Response: We summarize the conclusions and changed the discussion in the manuscript.

Author Response File: Author Response.docx

Round 3

Reviewer 2 Report (New Reviewer)

Much improved version of  this manuscript with discussion points. My concerns have been addressed. Thank you

This manuscript is a resubmission of an earlier submission. The following is a list of the peer review reports and author responses from that submission.


Round 1

Reviewer 1 Report

Authors reviewed a large cohort of patients trying to identify ultra-high risk MM patients. The definition of ultra-high risk is no uniform in literature.

Comments:

1. In methods describe better inclusion criteria and a definition of ultra-high risk. Although described in the introduction it should be included in methods.

2. Please review figure 1. It seems that some patients died and progressed already at diagnosis. Is this correct?

3.Were all baseline tests available for all 477 patients? 

4. Please confirm if cytogenetics was available for all patients.

5. Why authors used ISS and not R-ISS? 

 

 

Reviewer 2 Report

I have read the manuscript by Geng et al. with interest, as high-risk multiple myeloma patients are an unmet problem in managing the disease. However, the general impression of the manuscript, despite the potentially important and exciting topic and the large population of the study, is that manuscript is poorly written, with extremely little novelty, and extensive editing of the English language and style is required.

My key findings:

1.      What % of both populations- UHR and controls underwent autologous hematopoietic stem cell transplant? Did UHR patients who underwent ASCT have a better outcome than those with UHR who did not undergo the procedure?

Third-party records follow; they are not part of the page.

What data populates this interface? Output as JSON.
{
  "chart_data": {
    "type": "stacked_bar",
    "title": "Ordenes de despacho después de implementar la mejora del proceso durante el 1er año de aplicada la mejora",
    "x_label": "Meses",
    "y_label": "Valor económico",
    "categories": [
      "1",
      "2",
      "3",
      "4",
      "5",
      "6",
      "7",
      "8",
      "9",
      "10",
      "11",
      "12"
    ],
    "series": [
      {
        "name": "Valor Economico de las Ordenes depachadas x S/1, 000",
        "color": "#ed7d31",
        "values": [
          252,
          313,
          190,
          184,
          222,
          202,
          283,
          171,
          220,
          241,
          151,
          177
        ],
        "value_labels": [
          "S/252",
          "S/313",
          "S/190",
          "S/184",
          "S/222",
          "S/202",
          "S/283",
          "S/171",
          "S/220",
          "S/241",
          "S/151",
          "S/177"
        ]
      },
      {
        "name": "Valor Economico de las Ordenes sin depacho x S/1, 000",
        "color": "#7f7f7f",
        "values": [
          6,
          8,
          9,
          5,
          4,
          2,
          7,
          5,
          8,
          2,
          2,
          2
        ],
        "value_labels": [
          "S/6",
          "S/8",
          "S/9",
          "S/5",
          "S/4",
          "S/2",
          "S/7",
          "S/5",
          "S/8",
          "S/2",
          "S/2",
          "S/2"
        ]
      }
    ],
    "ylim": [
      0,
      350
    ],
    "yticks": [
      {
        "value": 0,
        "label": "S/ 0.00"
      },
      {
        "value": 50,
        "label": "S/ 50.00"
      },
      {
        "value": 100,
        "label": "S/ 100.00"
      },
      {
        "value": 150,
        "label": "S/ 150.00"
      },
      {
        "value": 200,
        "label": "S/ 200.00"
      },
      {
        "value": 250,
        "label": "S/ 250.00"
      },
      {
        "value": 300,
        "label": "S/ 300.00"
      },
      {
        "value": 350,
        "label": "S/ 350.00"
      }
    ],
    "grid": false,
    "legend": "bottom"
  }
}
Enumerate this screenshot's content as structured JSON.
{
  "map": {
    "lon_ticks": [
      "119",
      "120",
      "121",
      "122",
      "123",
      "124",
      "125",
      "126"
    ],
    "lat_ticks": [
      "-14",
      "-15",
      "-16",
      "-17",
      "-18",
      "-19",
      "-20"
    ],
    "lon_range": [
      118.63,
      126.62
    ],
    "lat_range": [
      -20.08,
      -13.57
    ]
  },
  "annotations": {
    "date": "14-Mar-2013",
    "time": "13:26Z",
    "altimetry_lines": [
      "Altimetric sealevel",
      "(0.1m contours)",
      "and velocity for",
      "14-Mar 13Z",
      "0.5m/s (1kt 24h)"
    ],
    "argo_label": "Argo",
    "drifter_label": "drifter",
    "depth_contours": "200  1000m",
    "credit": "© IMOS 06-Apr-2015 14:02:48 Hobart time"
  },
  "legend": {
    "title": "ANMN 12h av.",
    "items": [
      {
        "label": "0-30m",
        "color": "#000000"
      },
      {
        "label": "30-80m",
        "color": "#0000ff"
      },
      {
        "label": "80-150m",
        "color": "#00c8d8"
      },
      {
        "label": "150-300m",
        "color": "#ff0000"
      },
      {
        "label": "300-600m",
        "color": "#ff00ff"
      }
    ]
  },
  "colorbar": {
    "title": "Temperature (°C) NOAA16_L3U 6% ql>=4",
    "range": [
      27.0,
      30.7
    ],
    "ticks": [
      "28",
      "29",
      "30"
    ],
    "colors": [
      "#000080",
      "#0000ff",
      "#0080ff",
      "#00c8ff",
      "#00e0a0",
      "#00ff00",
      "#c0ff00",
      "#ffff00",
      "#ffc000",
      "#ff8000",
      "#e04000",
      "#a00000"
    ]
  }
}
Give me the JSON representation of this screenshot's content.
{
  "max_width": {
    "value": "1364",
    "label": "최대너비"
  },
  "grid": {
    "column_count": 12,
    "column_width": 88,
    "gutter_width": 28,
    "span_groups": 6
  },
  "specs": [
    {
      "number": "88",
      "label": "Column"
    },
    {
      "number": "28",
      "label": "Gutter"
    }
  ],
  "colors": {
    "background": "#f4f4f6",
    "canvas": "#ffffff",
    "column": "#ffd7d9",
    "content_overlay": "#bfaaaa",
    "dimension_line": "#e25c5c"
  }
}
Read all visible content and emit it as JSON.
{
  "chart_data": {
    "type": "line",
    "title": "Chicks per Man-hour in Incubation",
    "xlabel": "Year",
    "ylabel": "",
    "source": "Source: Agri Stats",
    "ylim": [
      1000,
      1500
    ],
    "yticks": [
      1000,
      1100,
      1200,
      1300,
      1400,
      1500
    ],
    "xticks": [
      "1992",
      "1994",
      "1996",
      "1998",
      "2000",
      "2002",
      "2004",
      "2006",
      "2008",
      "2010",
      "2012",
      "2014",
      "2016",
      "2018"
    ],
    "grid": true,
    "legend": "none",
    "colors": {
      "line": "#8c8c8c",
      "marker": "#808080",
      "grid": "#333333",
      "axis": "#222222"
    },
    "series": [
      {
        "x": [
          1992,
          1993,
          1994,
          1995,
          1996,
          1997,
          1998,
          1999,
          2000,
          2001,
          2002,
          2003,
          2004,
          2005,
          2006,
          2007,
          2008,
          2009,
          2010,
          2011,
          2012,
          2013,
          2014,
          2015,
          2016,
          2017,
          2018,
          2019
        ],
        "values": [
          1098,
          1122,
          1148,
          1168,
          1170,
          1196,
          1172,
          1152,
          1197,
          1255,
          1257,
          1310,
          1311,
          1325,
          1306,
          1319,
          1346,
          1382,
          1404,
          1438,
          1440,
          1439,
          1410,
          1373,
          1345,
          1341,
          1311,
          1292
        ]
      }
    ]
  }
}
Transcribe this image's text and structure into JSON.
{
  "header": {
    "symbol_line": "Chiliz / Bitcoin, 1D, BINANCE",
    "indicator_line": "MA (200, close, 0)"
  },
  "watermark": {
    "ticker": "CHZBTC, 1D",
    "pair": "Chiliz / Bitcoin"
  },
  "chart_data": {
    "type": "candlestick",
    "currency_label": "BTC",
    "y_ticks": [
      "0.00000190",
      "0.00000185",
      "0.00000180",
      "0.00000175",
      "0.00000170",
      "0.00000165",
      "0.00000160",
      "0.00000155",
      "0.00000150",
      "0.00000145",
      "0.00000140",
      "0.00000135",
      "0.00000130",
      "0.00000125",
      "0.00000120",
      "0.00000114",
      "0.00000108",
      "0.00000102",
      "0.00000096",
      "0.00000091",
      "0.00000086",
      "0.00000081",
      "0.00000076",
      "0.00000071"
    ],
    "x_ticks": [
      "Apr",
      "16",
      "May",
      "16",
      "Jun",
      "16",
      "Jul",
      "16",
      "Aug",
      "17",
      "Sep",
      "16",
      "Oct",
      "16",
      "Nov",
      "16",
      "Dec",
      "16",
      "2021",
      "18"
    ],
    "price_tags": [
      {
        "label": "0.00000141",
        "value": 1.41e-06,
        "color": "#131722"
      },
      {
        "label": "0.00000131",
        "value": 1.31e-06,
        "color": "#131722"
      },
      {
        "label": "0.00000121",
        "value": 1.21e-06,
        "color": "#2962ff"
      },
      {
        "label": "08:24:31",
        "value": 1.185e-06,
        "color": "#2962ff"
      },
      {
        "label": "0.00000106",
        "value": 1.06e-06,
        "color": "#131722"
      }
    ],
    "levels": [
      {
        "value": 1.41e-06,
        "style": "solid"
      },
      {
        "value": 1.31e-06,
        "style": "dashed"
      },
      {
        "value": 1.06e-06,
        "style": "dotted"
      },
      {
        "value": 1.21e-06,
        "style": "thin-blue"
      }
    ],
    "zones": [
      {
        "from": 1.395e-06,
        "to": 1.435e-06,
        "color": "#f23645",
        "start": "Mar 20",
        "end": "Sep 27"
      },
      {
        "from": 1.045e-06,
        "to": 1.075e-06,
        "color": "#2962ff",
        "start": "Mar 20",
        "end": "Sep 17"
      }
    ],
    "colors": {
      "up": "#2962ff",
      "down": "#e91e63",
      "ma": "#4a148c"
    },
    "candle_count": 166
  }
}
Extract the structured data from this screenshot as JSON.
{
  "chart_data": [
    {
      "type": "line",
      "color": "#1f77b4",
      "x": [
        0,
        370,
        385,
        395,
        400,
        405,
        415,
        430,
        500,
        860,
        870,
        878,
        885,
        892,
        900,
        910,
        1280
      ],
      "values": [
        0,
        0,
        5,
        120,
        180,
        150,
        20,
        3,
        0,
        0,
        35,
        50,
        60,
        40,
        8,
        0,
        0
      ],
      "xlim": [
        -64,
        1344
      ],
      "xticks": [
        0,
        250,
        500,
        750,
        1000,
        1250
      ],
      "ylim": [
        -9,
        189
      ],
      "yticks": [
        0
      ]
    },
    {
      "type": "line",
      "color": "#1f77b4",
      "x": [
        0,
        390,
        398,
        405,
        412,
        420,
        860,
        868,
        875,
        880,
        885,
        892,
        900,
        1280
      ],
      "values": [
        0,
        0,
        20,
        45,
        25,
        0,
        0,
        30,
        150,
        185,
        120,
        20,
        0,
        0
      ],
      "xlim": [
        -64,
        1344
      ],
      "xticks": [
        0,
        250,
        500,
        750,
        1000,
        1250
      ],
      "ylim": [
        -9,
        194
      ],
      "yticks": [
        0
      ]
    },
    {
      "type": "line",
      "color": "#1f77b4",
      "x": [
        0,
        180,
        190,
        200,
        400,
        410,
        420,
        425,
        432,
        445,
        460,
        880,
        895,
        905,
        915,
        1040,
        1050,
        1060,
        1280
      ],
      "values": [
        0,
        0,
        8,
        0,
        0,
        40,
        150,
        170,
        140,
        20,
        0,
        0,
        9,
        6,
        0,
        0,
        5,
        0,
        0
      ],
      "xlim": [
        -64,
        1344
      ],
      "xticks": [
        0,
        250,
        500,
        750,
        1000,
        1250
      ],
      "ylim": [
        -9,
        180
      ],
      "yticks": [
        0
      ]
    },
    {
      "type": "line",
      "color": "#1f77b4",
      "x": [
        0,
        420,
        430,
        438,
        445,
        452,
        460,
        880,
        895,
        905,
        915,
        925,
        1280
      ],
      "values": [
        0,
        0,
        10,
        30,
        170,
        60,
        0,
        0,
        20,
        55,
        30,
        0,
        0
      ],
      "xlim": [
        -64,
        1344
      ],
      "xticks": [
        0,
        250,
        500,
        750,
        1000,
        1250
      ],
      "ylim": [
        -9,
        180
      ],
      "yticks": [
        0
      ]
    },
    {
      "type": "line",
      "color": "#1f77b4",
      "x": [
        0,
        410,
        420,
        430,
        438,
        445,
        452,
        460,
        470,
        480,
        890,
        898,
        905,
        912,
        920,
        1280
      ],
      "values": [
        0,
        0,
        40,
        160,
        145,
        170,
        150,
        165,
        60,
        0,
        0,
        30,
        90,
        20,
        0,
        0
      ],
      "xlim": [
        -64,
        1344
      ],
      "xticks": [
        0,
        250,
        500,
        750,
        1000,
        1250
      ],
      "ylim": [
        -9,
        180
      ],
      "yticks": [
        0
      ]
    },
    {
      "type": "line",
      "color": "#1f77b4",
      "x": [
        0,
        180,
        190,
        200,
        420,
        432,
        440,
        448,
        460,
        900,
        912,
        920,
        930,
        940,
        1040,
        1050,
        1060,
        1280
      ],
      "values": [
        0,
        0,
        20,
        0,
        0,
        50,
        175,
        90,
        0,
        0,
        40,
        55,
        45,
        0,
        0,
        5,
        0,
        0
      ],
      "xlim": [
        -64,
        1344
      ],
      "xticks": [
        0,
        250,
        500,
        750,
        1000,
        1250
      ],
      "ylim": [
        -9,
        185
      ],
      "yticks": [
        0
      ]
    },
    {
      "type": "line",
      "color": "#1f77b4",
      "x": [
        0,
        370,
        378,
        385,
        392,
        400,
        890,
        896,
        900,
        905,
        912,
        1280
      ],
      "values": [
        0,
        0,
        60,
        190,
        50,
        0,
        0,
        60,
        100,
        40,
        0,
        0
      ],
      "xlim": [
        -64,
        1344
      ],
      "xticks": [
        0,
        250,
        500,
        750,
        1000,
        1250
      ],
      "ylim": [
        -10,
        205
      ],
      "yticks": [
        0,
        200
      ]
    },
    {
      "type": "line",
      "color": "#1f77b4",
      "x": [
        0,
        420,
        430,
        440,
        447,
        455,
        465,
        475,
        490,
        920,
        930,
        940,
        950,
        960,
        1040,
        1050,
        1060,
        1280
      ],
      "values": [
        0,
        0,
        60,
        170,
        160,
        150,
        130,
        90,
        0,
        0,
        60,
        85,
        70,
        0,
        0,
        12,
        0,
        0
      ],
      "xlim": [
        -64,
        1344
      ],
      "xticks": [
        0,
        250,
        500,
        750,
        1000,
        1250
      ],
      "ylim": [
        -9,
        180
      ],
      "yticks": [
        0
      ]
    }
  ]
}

2.      The details of the death reasons of UHR patients should be provided- authors describe that UHR patients are older, had more comorbidities, and have poor performance status. How many deaths in both groups are truly myeloma-related, and how many of those are, in fact, other reasons related (infections, COVID, exacerbations of chronic illnesses- e.g., heart failure)?

3.      It is questionable whether the Kaplan-Meier method should be used for statistical analysis. Competing risk analysis with death due to other causes and MM-related death seems to be more appropriate.

4.      Figure 1 is quite pointless. The authors defined a priori UHR patients as having overall survival <24 months, so it is obvious that the log-rank test will yield a significant result. Despite that, cumulative incidence (Gray's test for competing risk) of death from MM and other-cause deaths should be visualized.

5.      In table 3, there is no clear how the value of 0.846 in multivariate analysis was obtained. As ISS is a nominal variable with three levels, HR with p-values should be reported for both ISS 2 (ISS 2 vs. ISS 1) and ISS 3 (ISS 3 vs. ISS1).

6.      Conclusions should be revised. E.g., the authors state that: "UHR MM patients with organ dysfunction were very fragile and could 212 not tolerate intensive treatment combining several novel drugs". This statement is not supported by the results, as there were no significant results in induction regimens administered between groups (Table 1).

7.      Potentially more sophisticated statistical methods will ad some merit to the manuscript, e.g., ROC curve for obtained multivariate logistic regression model or nomogram.

 

8.      The discussion should be elongated, and the number of references should be increased. 

Reviewer 3 Report

Evaluation on patients with multiple myeloma characterized by short survival.

However, the study shows that the most compromised patients have a higher risk of death, as was expected

 

 Some comments:

 

-Lines 36-38

 

I suggest editing the entire paragraph because it’s unclear. Furthermore, a definition of high risk multiple myeloma should be added in the introduction before talking about ultrahigh risk

 

line 43

I suggest adding biological or disease characteristics

 

 

Lines 122-124 and 125

 

I suggest eliminating the world “that”

 

Line 137

A reference is required

 

Lines 191-192

Was light chain Amyloidosis diagnosis excluded?